Deepcell envisions a living machine improving over time as the community around it grows. Unlike the research and medical devices currently in use, the morphological data that this platform makes is continuously used to train the AI that makes sorting decisions. This creates an ecosystem that consistently improves over time, catching finer and finer differences to stratify and isolate cells on. There are applications that we have yet to even imagine for this technology. Ultimately, Deepcell will empower scientists and clinicians to use their novel platform and sophisticated AI to build a better understanding of biology and improve human health.
They have the team to do it. Co-founder and CEO Maddison Masaeli studied Electrical Engineering undergrad in her native Iran, got her PhD in Biomedical Engineering from UCLA, and did her postdoc at Stanford University in Computational Genomics, where she developed the core Deepcell technology. Co-founder and CTO Mahyar Salek got his PhD in Computer Science from USC, previously founded one of the first companies to ship a deep-learning based solution, and was working in AI at Google before leaving to found Deepcell. Scientific co-founder Euan Ashley is a Professor of Medicine and Genetics at Stanford University.
At Fifty Years, our sweet spot is supporting founders at the earliest stages who are building deep tech companies that can generate huge financial outcomes and create massive positive impact.
Deep Tech: Maddison, Mahyar, Euan, and the rest of the Deepcell team have dedicated their scientific careers to generating a first in class amalgam of microfluidics, imaging technology, and computer vision to give an unprecedented view into a cell’s biology.
$1B yearly revenue potential: By overcoming the limitations of current sorting methods that are ubiquitously used in biology, biotech, pharma, and clinical practice, Deepcell is poised to become the de facto application to classify and sort cells in all its embodiments.
Massive positive societal impact: From bench to bedside, Deepcell’s technology reduces the labor and cost that go into cell classification and isolation while making it more robust and improving its chances of finding unexpected results. This combination creates massive potential to improve patient outcomes, either by directly improving clinical care or by indirectly enabling new medicines to be generated.

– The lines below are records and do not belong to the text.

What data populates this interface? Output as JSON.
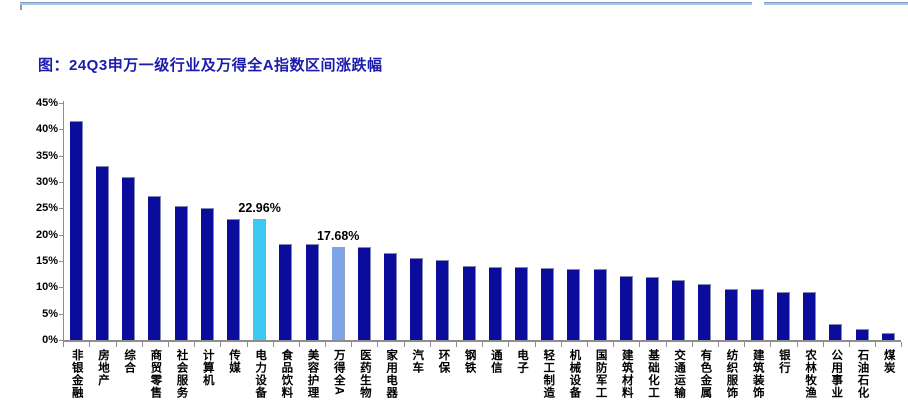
{
  "page": {
    "kind": "report-figure"
  },
  "chart_data": {
    "type": "bar",
    "title": "图：24Q3申万一级行业及万得全A指数区间涨跌幅",
    "xlabel": "",
    "ylabel": "",
    "ylim": [
      0,
      45
    ],
    "ytick_step": 5,
    "ytick_suffix": "%",
    "grid": false,
    "legend_position": "none",
    "categories": [
      "非银金融",
      "房地产",
      "综合",
      "商贸零售",
      "社会服务",
      "计算机",
      "传媒",
      "电力设备",
      "食品饮料",
      "美容护理",
      "万得全A",
      "医药生物",
      "家用电器",
      "汽车",
      "环保",
      "钢铁",
      "通信",
      "电子",
      "轻工制造",
      "机械设备",
      "国防军工",
      "建筑材料",
      "基础化工",
      "交通运输",
      "有色金属",
      "纺织服饰",
      "建筑装饰",
      "银行",
      "农林牧渔",
      "公用事业",
      "石油石化",
      "煤炭"
    ],
    "values": [
      41.6,
      33.0,
      31.0,
      27.4,
      25.4,
      25.1,
      23.0,
      22.96,
      18.3,
      18.2,
      17.68,
      17.6,
      16.6,
      15.5,
      15.2,
      14.1,
      13.9,
      13.8,
      13.7,
      13.5,
      13.4,
      12.2,
      12.0,
      11.3,
      10.7,
      9.7,
      9.6,
      9.2,
      9.1,
      3.1,
      2.0,
      1.3
    ],
    "annotations": [
      {
        "category": "电力设备",
        "text": "22.96%"
      },
      {
        "category": "万得全A",
        "text": "17.68%"
      }
    ],
    "highlights": [
      {
        "category": "电力设备",
        "color": "#3cc9f2"
      },
      {
        "category": "万得全A",
        "color": "#7da4e6"
      }
    ],
    "colors": {
      "bar_default": "#0c0c9c",
      "title": "#1b1bad",
      "axis": "#8e8e8e",
      "top_rule": "#aac5e2"
    }
  }
}
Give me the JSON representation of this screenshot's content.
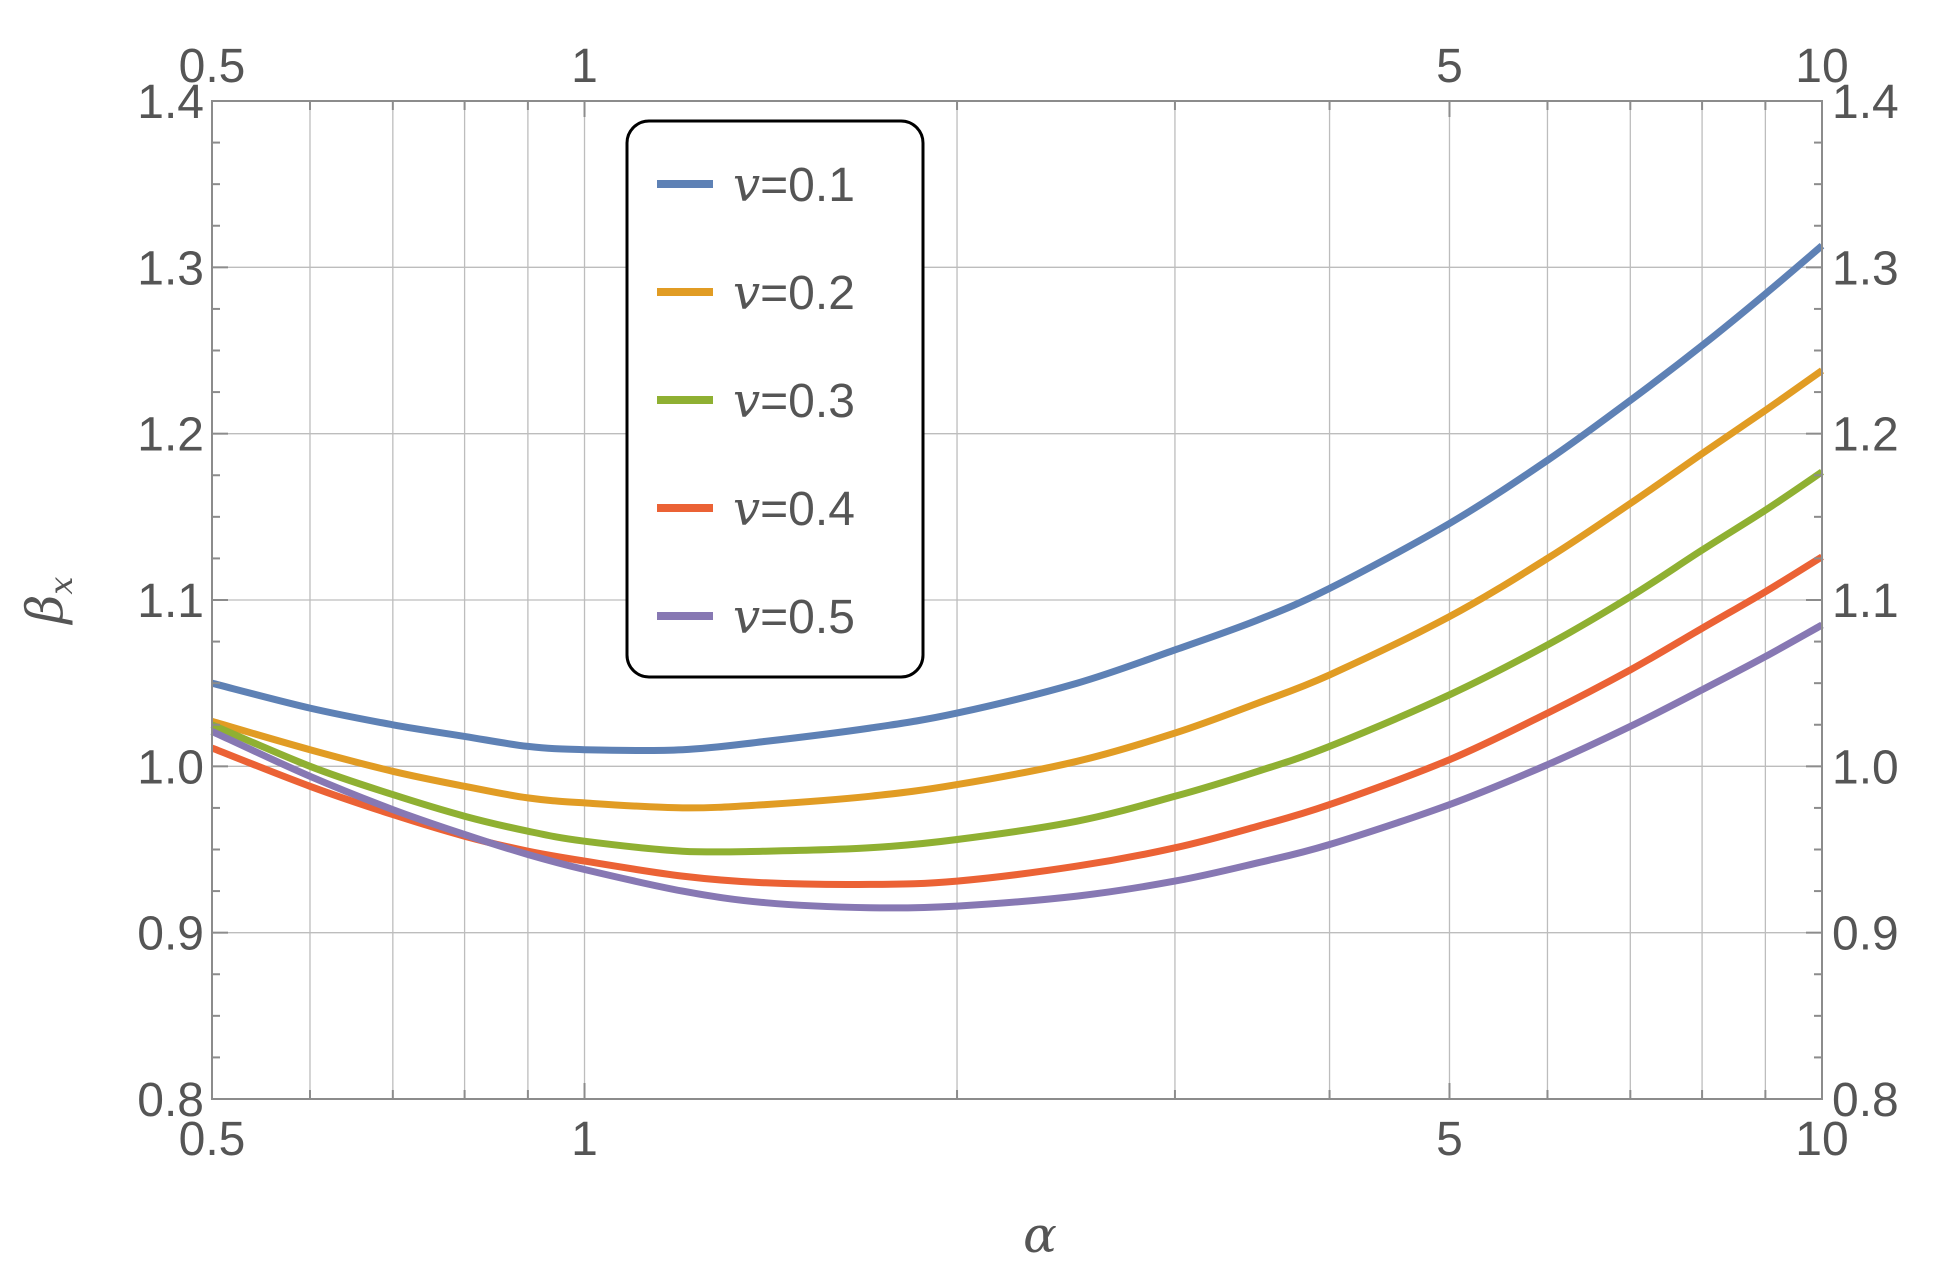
{
  "chart_data": {
    "type": "line",
    "xscale": "log",
    "xlim": [
      0.5,
      10
    ],
    "ylim": [
      0.8,
      1.4
    ],
    "xlabel": "α",
    "ylabel_base": "β",
    "ylabel_sub": "x",
    "xticks": [
      0.5,
      1,
      5,
      10
    ],
    "xtick_labels": [
      "0.5",
      "1",
      "5",
      "10"
    ],
    "yticks": [
      0.8,
      0.9,
      1.0,
      1.1,
      1.2,
      1.3,
      1.4
    ],
    "ytick_labels": [
      "0.8",
      "0.9",
      "1.0",
      "1.1",
      "1.2",
      "1.3",
      "1.4"
    ],
    "grid": true,
    "legend_position": "top-left",
    "series": [
      {
        "legend_var": "v",
        "legend_value": "=0.1",
        "color": "#5e81b5",
        "x": [
          0.5,
          0.6,
          0.7,
          0.8,
          0.9,
          1.0,
          1.2,
          1.4,
          1.7,
          2.0,
          2.5,
          3.0,
          3.5,
          4.0,
          5.0,
          6.0,
          7.0,
          8.0,
          9.0,
          10.0
        ],
        "y": [
          1.05,
          1.035,
          1.025,
          1.018,
          1.012,
          1.01,
          1.01,
          1.015,
          1.023,
          1.032,
          1.05,
          1.07,
          1.088,
          1.107,
          1.146,
          1.184,
          1.22,
          1.253,
          1.284,
          1.313
        ]
      },
      {
        "legend_var": "v",
        "legend_value": "=0.2",
        "color": "#e19c24",
        "x": [
          0.5,
          0.6,
          0.7,
          0.8,
          0.9,
          1.0,
          1.2,
          1.4,
          1.7,
          2.0,
          2.5,
          3.0,
          3.5,
          4.0,
          5.0,
          6.0,
          7.0,
          8.0,
          9.0,
          10.0
        ],
        "y": [
          1.027,
          1.01,
          0.997,
          0.988,
          0.981,
          0.978,
          0.975,
          0.977,
          0.982,
          0.989,
          1.003,
          1.02,
          1.038,
          1.055,
          1.09,
          1.125,
          1.158,
          1.188,
          1.214,
          1.238
        ]
      },
      {
        "legend_var": "v",
        "legend_value": "=0.3",
        "color": "#8fb032",
        "x": [
          0.5,
          0.6,
          0.7,
          0.8,
          0.9,
          1.0,
          1.2,
          1.4,
          1.7,
          2.0,
          2.5,
          3.0,
          3.5,
          4.0,
          5.0,
          6.0,
          7.0,
          8.0,
          9.0,
          10.0
        ],
        "y": [
          1.025,
          1.0,
          0.983,
          0.97,
          0.961,
          0.955,
          0.949,
          0.949,
          0.951,
          0.956,
          0.967,
          0.982,
          0.997,
          1.012,
          1.043,
          1.073,
          1.102,
          1.13,
          1.154,
          1.177
        ]
      },
      {
        "legend_var": "v",
        "legend_value": "=0.4",
        "color": "#eb6235",
        "x": [
          0.5,
          0.6,
          0.7,
          0.8,
          0.9,
          1.0,
          1.2,
          1.4,
          1.7,
          2.0,
          2.5,
          3.0,
          3.5,
          4.0,
          5.0,
          6.0,
          7.0,
          8.0,
          9.0,
          10.0
        ],
        "y": [
          1.011,
          0.988,
          0.971,
          0.958,
          0.949,
          0.943,
          0.934,
          0.93,
          0.929,
          0.931,
          0.94,
          0.951,
          0.964,
          0.977,
          1.004,
          1.032,
          1.058,
          1.083,
          1.105,
          1.126
        ]
      },
      {
        "legend_var": "v",
        "legend_value": "=0.5",
        "color": "#8778b3",
        "x": [
          0.5,
          0.6,
          0.7,
          0.8,
          0.9,
          1.0,
          1.2,
          1.4,
          1.7,
          2.0,
          2.5,
          3.0,
          3.5,
          4.0,
          5.0,
          6.0,
          7.0,
          8.0,
          9.0,
          10.0
        ],
        "y": [
          1.021,
          0.994,
          0.974,
          0.959,
          0.947,
          0.938,
          0.925,
          0.918,
          0.915,
          0.916,
          0.922,
          0.931,
          0.942,
          0.953,
          0.977,
          1.001,
          1.024,
          1.046,
          1.066,
          1.085
        ]
      }
    ]
  }
}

Deepcell is an example of how excellent science can create extraordinary impact through entrepreneurship. Inspired by their vision for a better future, Fifty Years was proud to partner with Deepcell in their seed round led by our friends at Andreessen Horowitz and to deepen the partnership in their Series A, lead by Bow Capital, alongside Andreessen Horowitz, DCVC, and Stanford University. At Fifty Years, helping great scientists become great entrepreneurs is our jam, and we’re looking forward to helping Maddison, Mahyar, and Euan make real their vision of redefining biology, one cell at a time.